Responsible Disclosure

CATALYST SERVICE PRIVATE LIMITED is committed to protecting its customers' data and privacy. We also recognize the important role that security researchers play in helping us keep our systems secure. We therefore invite security researchers to responsibly disclose potential security vulnerabilities in our systems.

If you believe you have found a security vulnerability in the CATALYST SERVICE PRIVATE LIMITED systems, please contact us at support@cerealswale.com. We will investigate any reported vulnerability and take appropriate steps to address the issue. We are committed to working with security researchers to ensure any vulnerability is properly resolved. Thank you in advance for your help in keeping our customers' data and privacy secure.

Reporting Guidelines

Please provide the following details in your report:

  1. Description and potential impact of the vulnerability;
  2. A detailed description of the steps required to reproduce the vulnerability; and,
  3. Where available, a video Proof of Concept (POC).
  4. Email your report to support@cerealswale.com.

Note: Only vulnerabilities deemed exploitable will be considered for a reward.
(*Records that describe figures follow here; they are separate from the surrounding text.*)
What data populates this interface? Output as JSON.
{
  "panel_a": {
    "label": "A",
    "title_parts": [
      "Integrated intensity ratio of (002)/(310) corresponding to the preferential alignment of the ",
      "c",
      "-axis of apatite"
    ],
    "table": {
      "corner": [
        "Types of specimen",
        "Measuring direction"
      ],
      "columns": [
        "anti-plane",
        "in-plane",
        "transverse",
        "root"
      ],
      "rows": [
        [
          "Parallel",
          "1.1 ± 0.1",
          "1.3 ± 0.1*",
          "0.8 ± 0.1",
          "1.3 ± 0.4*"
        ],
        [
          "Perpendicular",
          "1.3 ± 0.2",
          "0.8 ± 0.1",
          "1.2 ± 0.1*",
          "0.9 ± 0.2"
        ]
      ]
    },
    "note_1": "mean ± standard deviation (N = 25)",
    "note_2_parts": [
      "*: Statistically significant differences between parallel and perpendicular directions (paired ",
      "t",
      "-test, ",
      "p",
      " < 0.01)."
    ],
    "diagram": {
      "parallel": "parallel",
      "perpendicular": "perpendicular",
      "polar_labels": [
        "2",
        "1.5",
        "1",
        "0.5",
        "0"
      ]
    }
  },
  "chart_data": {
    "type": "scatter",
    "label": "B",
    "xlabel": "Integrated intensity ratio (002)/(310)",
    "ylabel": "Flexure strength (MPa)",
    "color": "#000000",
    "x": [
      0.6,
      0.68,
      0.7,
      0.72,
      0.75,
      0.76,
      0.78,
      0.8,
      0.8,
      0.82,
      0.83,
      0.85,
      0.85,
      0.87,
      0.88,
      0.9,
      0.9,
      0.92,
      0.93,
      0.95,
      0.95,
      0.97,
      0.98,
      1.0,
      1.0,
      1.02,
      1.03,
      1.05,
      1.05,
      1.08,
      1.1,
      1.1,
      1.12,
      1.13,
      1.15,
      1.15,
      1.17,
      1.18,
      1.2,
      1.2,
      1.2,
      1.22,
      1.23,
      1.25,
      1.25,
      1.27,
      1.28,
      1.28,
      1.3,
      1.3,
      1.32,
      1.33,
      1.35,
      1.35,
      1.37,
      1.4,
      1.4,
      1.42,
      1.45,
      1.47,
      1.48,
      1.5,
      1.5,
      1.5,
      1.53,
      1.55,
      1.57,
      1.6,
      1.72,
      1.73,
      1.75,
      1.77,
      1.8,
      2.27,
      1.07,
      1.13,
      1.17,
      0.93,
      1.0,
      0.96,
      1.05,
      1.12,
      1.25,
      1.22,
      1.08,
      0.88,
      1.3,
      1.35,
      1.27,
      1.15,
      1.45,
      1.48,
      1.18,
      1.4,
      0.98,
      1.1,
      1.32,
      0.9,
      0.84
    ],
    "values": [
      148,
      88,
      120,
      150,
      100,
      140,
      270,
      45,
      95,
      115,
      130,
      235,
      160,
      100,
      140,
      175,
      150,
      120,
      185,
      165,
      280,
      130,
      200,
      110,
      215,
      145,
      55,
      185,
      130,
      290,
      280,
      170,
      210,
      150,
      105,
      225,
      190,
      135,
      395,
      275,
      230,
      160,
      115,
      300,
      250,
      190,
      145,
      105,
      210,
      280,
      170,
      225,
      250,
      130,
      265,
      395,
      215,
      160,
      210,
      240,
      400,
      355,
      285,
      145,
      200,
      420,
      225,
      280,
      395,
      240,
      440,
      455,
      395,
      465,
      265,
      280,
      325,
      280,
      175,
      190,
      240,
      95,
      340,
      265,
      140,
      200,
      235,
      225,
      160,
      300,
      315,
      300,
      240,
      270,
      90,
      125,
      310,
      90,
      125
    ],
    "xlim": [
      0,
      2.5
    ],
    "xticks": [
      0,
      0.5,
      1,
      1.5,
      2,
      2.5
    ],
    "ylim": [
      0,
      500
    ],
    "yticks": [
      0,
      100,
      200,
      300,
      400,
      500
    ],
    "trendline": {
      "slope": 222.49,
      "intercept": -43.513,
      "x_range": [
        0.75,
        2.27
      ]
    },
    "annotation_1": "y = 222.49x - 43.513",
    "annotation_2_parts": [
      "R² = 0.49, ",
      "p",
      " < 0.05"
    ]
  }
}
The determination of exploitability and the acceptance of reported vulnerabilities lie solely at the discretion of the CATALYST SERVICE PRIVATE LIMITED Security Team.

Policy

We ask that:

  1. Security researchers must not violate the privacy of our customers or disrupt the availability of our services.
  2. Security researchers must conduct their activities in compliance with all applicable laws.
  3. Security researchers are encouraged to disclose potential security vulnerabilities in a responsible manner and provide sufficient details to allow CATALYST SERVICE PRIVATE LIMITED to reproduce and resolve the issue.
  4. Security researchers must not publicly disclose any potential security vulnerabilities until CATALYST SERVICE PRIVATE LIMITED has been given a reasonable amount of time to respond and remediate the issue.
  5. Security researchers must not access or use any CATALYST SERVICE PRIVATE LIMITED customer data without permission.
  6. Security researchers should not attempt to exploit a vulnerability or access any company systems without permission.
  7. Security researchers should not attempt to reverse engineer any company code or systems without permission.
  8. Security researchers must not modify any data.
  9. Issues identified via the Nuclei tool are already known to us; please do not report issues found using Nuclei tools.
  10. Only high-severity exploitable issues are eligible for the Hall of Fame.